-
Notifications
You must be signed in to change notification settings - Fork 8
Description
I'm getting the following error when I run kmtricks with 276 samples:
$ kmtricks pipeline --kmer-size 111 --hard-min 0 --share-min 1 --soft-min 2 --recurrence-min 3 --file data/group/xjin/r.proc.kmtricks_input.txt --run-dir <DIR> --mode kmer:count:text --threads 24
[2024-03-22 09:26:07.016] [info] Run with Kmer<128> - uint64_t[4] implementation
[2024-03-22 09:26:07.069] [info] Compute configuration...
[2024-03-22 09:26:07.069] [info] 276 samples found (552 read files).
[2024-03-22 09:26:47.828] [info] Use 156 partitions.
[2024-03-22 09:26:48.117] [info] Compute minimizer repartition...
Compute SuperK [> ] [00m:00s]
Count partitions [> ] [00:00s]
terminate called after throwing an instance of 'std::runtime_error'
what(): Unable to open <DIR>/superkmers/xjin_AB_P0R2c/skp.90
terminate called recursively
[2024-03-22 09:30:47.682] [error] Killed after receive Aborted:SIGABRT(6) signal. Demangled backtrace dumped at ./kmtricks_backtrace.log. If the problem persists, please open an issue with the return of 'kmtricks infos' and the content of ./kmtricks_backtrace.log
./kmtricks_backtrace.log:
Backtrace:
1 0x00007f8d88e41090 (null) + 140245863764112
2 0x00007f8d88e4100b gsignal + 203
3 0x00007f8d88e20859 abort + 299
4 0x00007f8d89213f00 __gnu_cxx::__verbose_terminate_handler() + 192
5 0x00007f8d8921243c (null) + 140245867766844
6 0x00007f8d8921248e (null) + 140245867766926
7 0x000055a817e6c705 (null) + 94180443866885
8 0x00007f8d88e448a7 (null) + 140245863778471
9 0x00007f8d88e44a60 on_exit + 0
10 0x000055a817f2e98a (null) + 94180444662154
11 0x00007f8d88e41090 (null) + 140245863764112
12 0x00007f8d88edb23f clock_nanosleep + 223
13 0x00007f8d88ee0ec7 nanosleep + 23
14 0x000055a817f3f95b (null) + 94180444731739
15 0x000055a8180b14d0 (null) + 94180446246096
16 0x000055a8180b2165 (null) + 94180446249317
17 0x000055a8180b9443 (null) + 94180446278723
18 0x000055a817e52afb main + 1419
19 0x00007f8d88e22083 __libc_start_main + 243
20 0x000055a817e555e5 (null) + 94180443772389
infos:
$ kmtricks infos
kmtricks v1.4.0
- HOST -
build host: Linux-6.1.3
run host: Linux 4.18.0-513.11.1.el8_9.x86_64
- BUILD -
c compiler: GNU 11.2.0
cxx compiler: GNU 11.2.0
conda: ON
static: OFF
native: OFF
modules: ON
socks: ON
howde: ON
dev: OFF
kmer: 32,64,96,128,160,192,224,256
max_c: 4294967295
- GIT SHA1 / VERSION -
kmtricks: 7dc4d18
sdsl: c32874c
bcli: 3e4f493
fmt: 0544a227
kff: 97d135e
lz4: 4de56b3
spdlog: v1.2.1-1811-g5b4c4f3f
xxhash: 6853ddc
gtest: release-1.8.0-2774-g96f4ce02
croaring: v0.3.3-17-g2d5c927
robin-hood-hasing: 24b3f50
turbop: 4ab9f5b
cfrcat: 2f9da97
indicators: v1.9-36-gcdcff01
Contact: [email protected]
I don't get the same error when I use a subset of 8 samples (instead of 276), nor when I use just 12 threads (instead of 24).

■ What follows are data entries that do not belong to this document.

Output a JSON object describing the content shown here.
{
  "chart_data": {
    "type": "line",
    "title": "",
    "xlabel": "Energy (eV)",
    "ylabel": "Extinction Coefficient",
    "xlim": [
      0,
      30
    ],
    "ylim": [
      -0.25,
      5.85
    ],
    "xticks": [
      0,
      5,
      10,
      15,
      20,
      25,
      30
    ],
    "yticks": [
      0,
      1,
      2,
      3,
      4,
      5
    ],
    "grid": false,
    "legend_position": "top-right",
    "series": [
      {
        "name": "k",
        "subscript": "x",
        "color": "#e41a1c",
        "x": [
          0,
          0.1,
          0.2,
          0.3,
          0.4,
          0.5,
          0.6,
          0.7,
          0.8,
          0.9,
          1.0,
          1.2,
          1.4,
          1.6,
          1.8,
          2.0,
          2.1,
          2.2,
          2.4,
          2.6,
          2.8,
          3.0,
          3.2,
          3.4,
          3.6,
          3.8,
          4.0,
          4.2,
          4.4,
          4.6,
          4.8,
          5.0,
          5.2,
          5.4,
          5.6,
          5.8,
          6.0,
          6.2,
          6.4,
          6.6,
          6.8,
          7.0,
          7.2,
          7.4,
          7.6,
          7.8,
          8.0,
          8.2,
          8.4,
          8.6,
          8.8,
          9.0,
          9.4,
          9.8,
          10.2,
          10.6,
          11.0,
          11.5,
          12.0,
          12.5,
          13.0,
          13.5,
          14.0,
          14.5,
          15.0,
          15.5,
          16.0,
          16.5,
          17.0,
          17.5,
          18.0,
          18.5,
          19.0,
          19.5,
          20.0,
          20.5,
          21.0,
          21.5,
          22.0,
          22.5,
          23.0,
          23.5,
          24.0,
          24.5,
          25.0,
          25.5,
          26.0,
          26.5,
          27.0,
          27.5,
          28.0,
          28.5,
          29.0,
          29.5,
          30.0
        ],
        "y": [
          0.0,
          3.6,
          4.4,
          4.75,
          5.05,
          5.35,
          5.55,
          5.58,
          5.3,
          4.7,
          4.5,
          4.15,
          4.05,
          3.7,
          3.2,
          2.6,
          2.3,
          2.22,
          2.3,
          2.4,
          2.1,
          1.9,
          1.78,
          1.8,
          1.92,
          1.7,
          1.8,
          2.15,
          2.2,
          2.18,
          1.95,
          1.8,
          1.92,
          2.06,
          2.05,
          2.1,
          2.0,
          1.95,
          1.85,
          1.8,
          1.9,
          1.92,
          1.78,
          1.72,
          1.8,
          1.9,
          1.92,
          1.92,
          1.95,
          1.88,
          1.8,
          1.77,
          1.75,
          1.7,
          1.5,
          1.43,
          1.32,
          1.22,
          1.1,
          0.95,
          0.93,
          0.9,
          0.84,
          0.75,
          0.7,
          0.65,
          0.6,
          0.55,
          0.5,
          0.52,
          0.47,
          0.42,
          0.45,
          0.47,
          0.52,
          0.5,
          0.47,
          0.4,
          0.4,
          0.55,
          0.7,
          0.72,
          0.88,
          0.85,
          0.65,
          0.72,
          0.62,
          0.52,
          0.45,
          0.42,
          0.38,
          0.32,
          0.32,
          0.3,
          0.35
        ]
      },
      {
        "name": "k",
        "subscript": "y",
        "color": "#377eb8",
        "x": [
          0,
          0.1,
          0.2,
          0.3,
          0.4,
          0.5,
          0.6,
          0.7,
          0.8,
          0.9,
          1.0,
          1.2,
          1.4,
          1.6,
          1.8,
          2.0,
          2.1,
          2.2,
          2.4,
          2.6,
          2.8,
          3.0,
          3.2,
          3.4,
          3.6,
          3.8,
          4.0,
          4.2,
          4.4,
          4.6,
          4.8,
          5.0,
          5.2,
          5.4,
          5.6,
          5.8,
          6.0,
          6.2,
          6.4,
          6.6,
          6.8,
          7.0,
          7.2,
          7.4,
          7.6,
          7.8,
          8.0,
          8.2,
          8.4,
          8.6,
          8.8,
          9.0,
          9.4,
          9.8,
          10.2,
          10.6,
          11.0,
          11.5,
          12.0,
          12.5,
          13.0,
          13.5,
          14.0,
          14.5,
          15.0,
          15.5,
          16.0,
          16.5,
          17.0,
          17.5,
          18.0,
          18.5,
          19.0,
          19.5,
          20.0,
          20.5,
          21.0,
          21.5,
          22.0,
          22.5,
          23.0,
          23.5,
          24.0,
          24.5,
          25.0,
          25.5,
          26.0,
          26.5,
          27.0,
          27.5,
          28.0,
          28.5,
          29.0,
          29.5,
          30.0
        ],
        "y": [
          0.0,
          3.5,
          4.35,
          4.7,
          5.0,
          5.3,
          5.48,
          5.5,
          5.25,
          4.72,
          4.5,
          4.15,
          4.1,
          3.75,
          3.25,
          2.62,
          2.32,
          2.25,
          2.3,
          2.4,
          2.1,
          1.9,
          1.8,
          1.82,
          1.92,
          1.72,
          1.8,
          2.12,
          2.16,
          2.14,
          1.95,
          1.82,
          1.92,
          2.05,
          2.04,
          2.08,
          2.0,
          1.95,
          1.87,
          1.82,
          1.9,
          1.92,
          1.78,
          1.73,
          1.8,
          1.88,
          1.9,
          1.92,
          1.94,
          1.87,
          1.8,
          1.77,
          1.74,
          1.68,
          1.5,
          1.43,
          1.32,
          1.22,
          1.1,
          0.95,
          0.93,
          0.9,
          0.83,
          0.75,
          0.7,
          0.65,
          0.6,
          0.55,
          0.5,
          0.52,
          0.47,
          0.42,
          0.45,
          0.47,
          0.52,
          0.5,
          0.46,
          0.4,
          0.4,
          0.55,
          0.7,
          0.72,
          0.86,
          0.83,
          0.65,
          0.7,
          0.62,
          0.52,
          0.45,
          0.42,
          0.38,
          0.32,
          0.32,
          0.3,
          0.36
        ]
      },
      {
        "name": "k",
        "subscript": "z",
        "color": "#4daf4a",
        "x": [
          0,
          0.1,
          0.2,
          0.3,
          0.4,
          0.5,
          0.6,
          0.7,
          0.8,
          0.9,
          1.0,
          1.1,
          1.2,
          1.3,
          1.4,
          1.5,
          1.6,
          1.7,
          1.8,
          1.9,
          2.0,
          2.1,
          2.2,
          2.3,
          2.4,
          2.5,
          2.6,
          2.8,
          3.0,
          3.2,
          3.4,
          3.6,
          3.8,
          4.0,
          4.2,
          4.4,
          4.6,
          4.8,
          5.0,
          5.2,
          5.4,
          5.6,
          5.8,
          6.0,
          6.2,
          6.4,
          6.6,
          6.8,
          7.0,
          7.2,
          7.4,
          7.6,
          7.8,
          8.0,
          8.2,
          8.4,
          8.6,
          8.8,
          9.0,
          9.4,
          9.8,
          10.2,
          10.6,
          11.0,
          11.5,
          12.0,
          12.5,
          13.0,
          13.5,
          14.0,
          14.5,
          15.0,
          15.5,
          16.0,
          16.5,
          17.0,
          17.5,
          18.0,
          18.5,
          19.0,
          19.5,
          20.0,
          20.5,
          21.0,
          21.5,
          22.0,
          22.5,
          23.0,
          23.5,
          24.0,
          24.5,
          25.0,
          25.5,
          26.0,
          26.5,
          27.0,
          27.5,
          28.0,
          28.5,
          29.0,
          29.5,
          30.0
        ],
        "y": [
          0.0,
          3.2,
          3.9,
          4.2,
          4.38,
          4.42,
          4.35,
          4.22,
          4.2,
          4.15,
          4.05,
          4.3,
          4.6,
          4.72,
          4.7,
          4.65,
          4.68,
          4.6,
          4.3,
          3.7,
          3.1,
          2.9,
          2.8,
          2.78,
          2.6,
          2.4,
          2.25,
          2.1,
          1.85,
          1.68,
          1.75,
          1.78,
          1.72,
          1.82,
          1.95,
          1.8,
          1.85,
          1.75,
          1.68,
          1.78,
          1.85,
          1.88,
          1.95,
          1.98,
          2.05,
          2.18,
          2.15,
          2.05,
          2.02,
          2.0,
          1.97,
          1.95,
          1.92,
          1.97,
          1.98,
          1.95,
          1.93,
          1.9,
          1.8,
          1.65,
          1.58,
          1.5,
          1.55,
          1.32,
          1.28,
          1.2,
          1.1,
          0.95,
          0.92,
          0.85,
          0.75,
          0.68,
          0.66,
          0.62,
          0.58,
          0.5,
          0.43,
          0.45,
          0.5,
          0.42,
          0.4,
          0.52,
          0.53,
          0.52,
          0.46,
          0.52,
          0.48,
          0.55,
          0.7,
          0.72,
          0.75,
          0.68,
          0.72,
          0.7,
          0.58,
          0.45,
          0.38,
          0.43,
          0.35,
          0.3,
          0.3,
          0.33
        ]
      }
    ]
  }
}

This seems pretty clearly related to Issue #15 , where kmtricks is opening too many files.
Indeed, lsof
confirms this, with the crash occuring just as the number of open files ramps up. When I use 12 threads, <1000 files are opened and it doesn't crash.
While using fewer threads works, I'd love a solution that maintains the high parallelization during other steps. Can you suggest a way to run the kmtricks pipeline so that the superkmers computation step doesn't open too many files, but I get as much parallelization as possible?
Thanks for your help, and for building a valuable tool!